Les modèles de langage de grande taille (LLM) sont avides de données : ils en ont besoin pour détecter des relations et apprendre des motifs reproductibles. Leur structure en couche et les puissances de calcul leur permettent de tirer profit d’une quantité plus importante de données. Cependant, l’accès à la donnée demeure un facteur limitant : le coût financier associé au traitement de ces données reste important. Il faut donc se contenter d’une portion des données mondiales.

Ci-dessous, le détail du nombre de token (unités résultants en NLP du découpage de chaînes de caractère, ou « strings », par un modèle spécifique : ce peut être un mot, une lettre, etc.) utilisés par OpenAI pour entraîner la première version de GPT-3 en 2020.

Table 2.2: Datasets used to train GPT-3. «Weight in training mix» refers to the fraction of examples during training that are drawn from a given dataset, which we intentionally do not make proportional to the size of the dataset. As a result, when we train for 300 billion tokens, some datasets are seen up to 3.4 times during training while other datasets are seen less than once.

Malgré ces chiffres vertigineux, il faut garder à l’esprit le sens des proportions. Ces 500 milliards de token représentent moins de 1 % de la donnée humaine disponible. Le fait même de n’utiliser que ces données introduit un biais dit de sélection. Ces données d’apprentissage sont volumineuses mais sont-elles représentatives de la pluralité et de la diversité des sociétés humaines ?

Le langage est ici un biais évident : le jeu de données utilisé est majoritairement en anglais. Même si ce jeu de données peut comporter des informations sur des sujets non liés à la langue anglaise ou aux cultures anglophones, la probabilité d’y trouver des données spécifiques à des cultures non anglophones est réduite. De même, puisque l’on utilise des données issues d’Internet, on utilise alors, surtout, les données de culture ayant accès à Internet. Or, l’accès à internet présente des disparités fortes, comme l’illustre la carte ci-dessous, qui représente le pourcentage de population utilisant internet.

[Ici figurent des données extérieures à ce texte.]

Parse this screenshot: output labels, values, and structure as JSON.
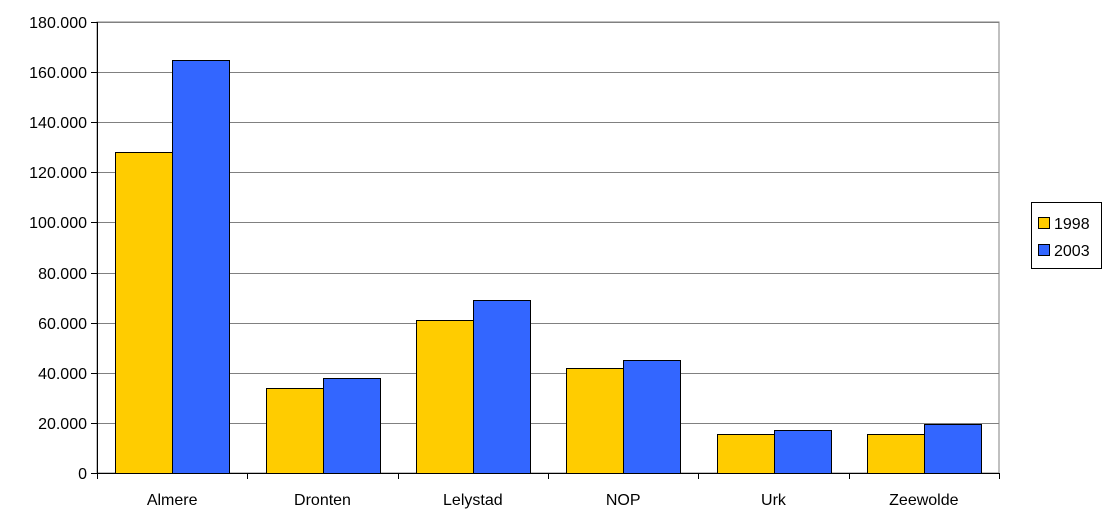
{
  "chart_data": {
    "type": "bar",
    "title": "",
    "xlabel": "",
    "ylabel": "",
    "categories": [
      "Almere",
      "Dronten",
      "Lelystad",
      "NOP",
      "Urk",
      "Zeewolde"
    ],
    "series": [
      {
        "name": "1998",
        "color": "#FFCC00",
        "values": [
          128000,
          34000,
          61000,
          42000,
          15500,
          15500
        ]
      },
      {
        "name": "2003",
        "color": "#3366FF",
        "values": [
          165000,
          38000,
          69000,
          45000,
          17000,
          19500
        ]
      }
    ],
    "ylim": [
      0,
      180000
    ],
    "yticks": [
      0,
      20000,
      40000,
      60000,
      80000,
      100000,
      120000,
      140000,
      160000,
      180000
    ],
    "ytick_labels": [
      "0",
      "20.000",
      "40.000",
      "60.000",
      "80.000",
      "100.000",
      "120.000",
      "140.000",
      "160.000",
      "180.000"
    ],
    "grid": true,
    "legend_position": "right"
  }
}
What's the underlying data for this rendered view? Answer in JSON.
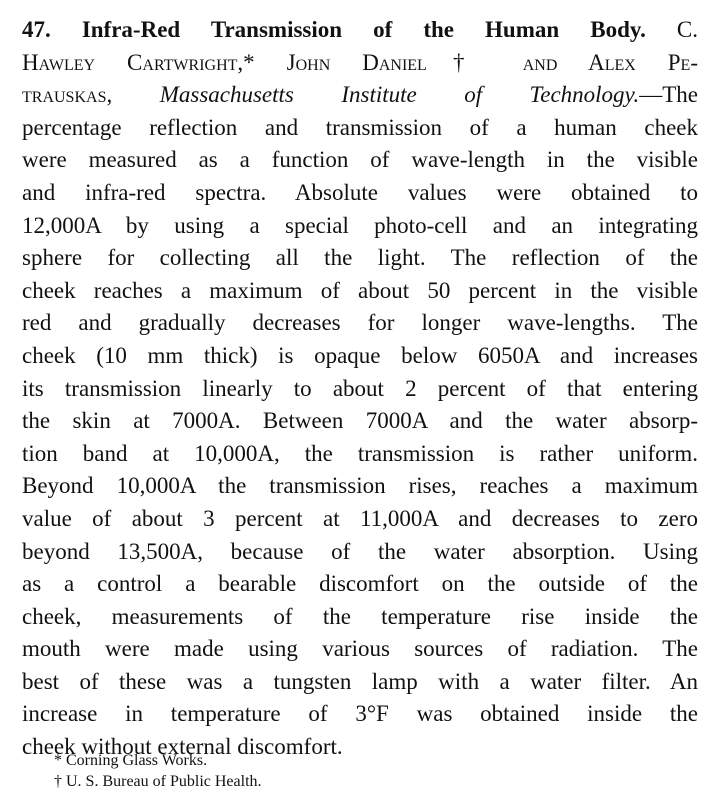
{
  "abstract": {
    "number": "47.",
    "title": "Infra-Red Transmission of the Human Body.",
    "authors_part1": "C. Hawley Cartwright,* John Daniel† and Alex Pe-",
    "authors_part2": "trauskas,",
    "affiliation": "Massachusetts Institute of Technology.",
    "lines": [
      "—The",
      "percentage reflection and transmission of a human cheek",
      "were measured as a function of wave-length in the visible",
      "and infra-red spectra. Absolute values were obtained to",
      "12,000A by using a special photo-cell and an integrating",
      "sphere for collecting all the light. The reflection of the",
      "cheek reaches a maximum of about 50 percent in the visible",
      "red and gradually decreases for longer wave-lengths. The",
      "cheek (10 mm thick) is opaque below 6050A and increases",
      "its transmission linearly to about 2 percent of that entering",
      "the skin at 7000A. Between 7000A and the water absorp-",
      "tion band at 10,000A, the transmission is rather uniform.",
      "Beyond 10,000A the transmission rises, reaches a maximum",
      "value of about 3 percent at 11,000A and decreases to zero",
      "beyond 13,500A, because of the water absorption. Using",
      "as a control a bearable discomfort on the outside of the",
      "cheek, measurements of the temperature rise inside the",
      "mouth were made using various sources of radiation. The",
      "best of these was a tungsten lamp with a water filter. An",
      "increase in temperature of 3°F was obtained inside the",
      "cheek without external discomfort."
    ]
  },
  "footnotes": [
    "* Corning Glass Works.",
    "† U. S. Bureau of Public Health."
  ]
}
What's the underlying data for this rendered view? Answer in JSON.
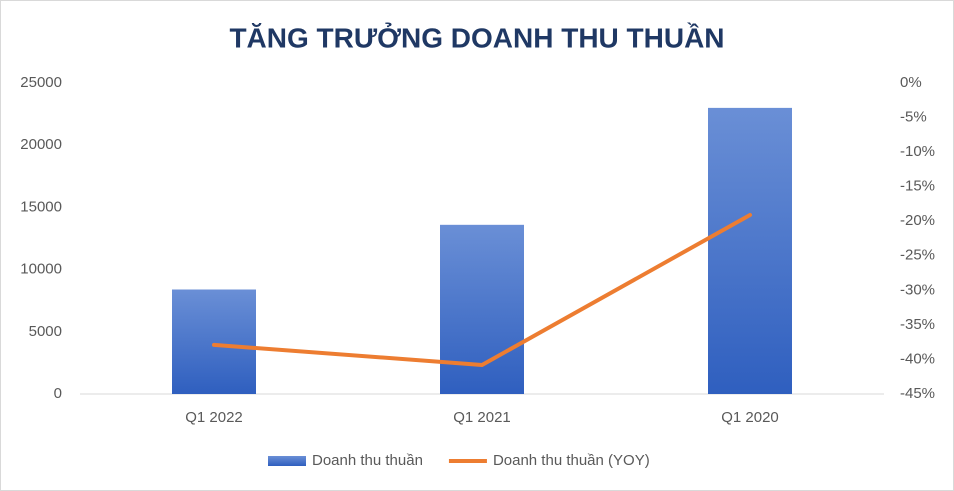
{
  "chart_data": {
    "type": "bar",
    "title": "TĂNG TRƯỞNG DOANH THU THUẦN",
    "categories": [
      "Q1 2022",
      "Q1 2021",
      "Q1 2020"
    ],
    "series": [
      {
        "name": "Doanh thu thuần",
        "type": "bar",
        "color": "#4472c4",
        "values": [
          8400,
          13600,
          23000
        ]
      },
      {
        "name": "Doanh thu thuần (YOY)",
        "type": "line",
        "axis": "y2",
        "color": "#ed7d31",
        "values": [
          -37.9,
          -40.8,
          -19.1
        ]
      }
    ],
    "ylim": [
      0,
      25000
    ],
    "yticks": [
      0,
      5000,
      10000,
      15000,
      20000,
      25000
    ],
    "y2lim": [
      -45,
      0
    ],
    "y2ticks": [
      {
        "value": 0,
        "label": "0%"
      },
      {
        "value": -5,
        "label": "-5%"
      },
      {
        "value": -10,
        "label": "-10%"
      },
      {
        "value": -15,
        "label": "-15%"
      },
      {
        "value": -20,
        "label": "-20%"
      },
      {
        "value": -25,
        "label": "-25%"
      },
      {
        "value": -30,
        "label": "-30%"
      },
      {
        "value": -35,
        "label": "-35%"
      },
      {
        "value": -40,
        "label": "-40%"
      },
      {
        "value": -45,
        "label": "-45%"
      }
    ],
    "legend": "bottom"
  }
}
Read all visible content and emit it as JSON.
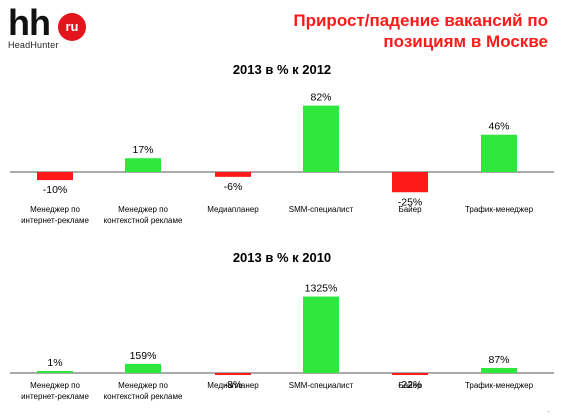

Les problèmes de représentation ne sont pas apparus avec l’IA générative et les milieux militants sont déjà actifs pour rééquilibrer la représentation du monde dans les sources d’information en ligne.

Ainsi, un début de réponse transparaît dans l’initiative de l’utilisatrice SusunW [116] , mise en avant par la Wikimedia Foundation. SunsunW a passé ces dix dernières années à enrichir Wikipédia pour rééquilibrer la présence et la représentation des femmes sur la plateforme. Chaque jour, des volontaires s’affairent à créer de nouvelles entrées et à étayer des articles existants pour façonner un recueil de l’histoire de l’humanité.

Niveau de pénétration d’Internet (nombre d’internautes en pourcentage de la population), 2023, Jeff Ogden (W163) [115] , CC BY-SA 3.0.

[115] https://commons.wikimedia.org/w/index.php?curid=19202338

[116] https://wikimediafoundation.org/news/2023/03/14/susunw-is-on-a-mission-to-write-women-intohistory-with-wikipedia/

« While SusunW’s Wikipedia work focuses on biographies of women, she told me she also often finds herself drawn to « activists, immigrants, and people who are doubly un- or under-represented in the historical record ». That means she seeks out opportunities to improve articles at the intersection of gender, ethnicity, science, disabilities, immigration, and more. » Source : Wikimedia Foundation [116] .

Il est clair que tant que ce travail laborieux ne permettra pas de mettre en évidence l’importance des femmes, des minorités ou des exceptions à la norme, la portion utilisée pour l’entraînement d’un modèle de langage ne reflétera qu’une partie très limitée de la diversité des sociétés humaines.

Biais d’imitation

Malgré tous les efforts entrepris pour sélectionner des données de manière à en maximiser la représentativité, on peut aussi se retrouver confronté à un problème autrement plus complexe : la société elle-même est biaisée. Ces biais sont présents directement dans les données d’origine humaine qui sont utilisées pour l’apprentissage des algorithmes, et ceux-ci se contenteront de proposer une représentation de ce qu’ils observent à travers elles.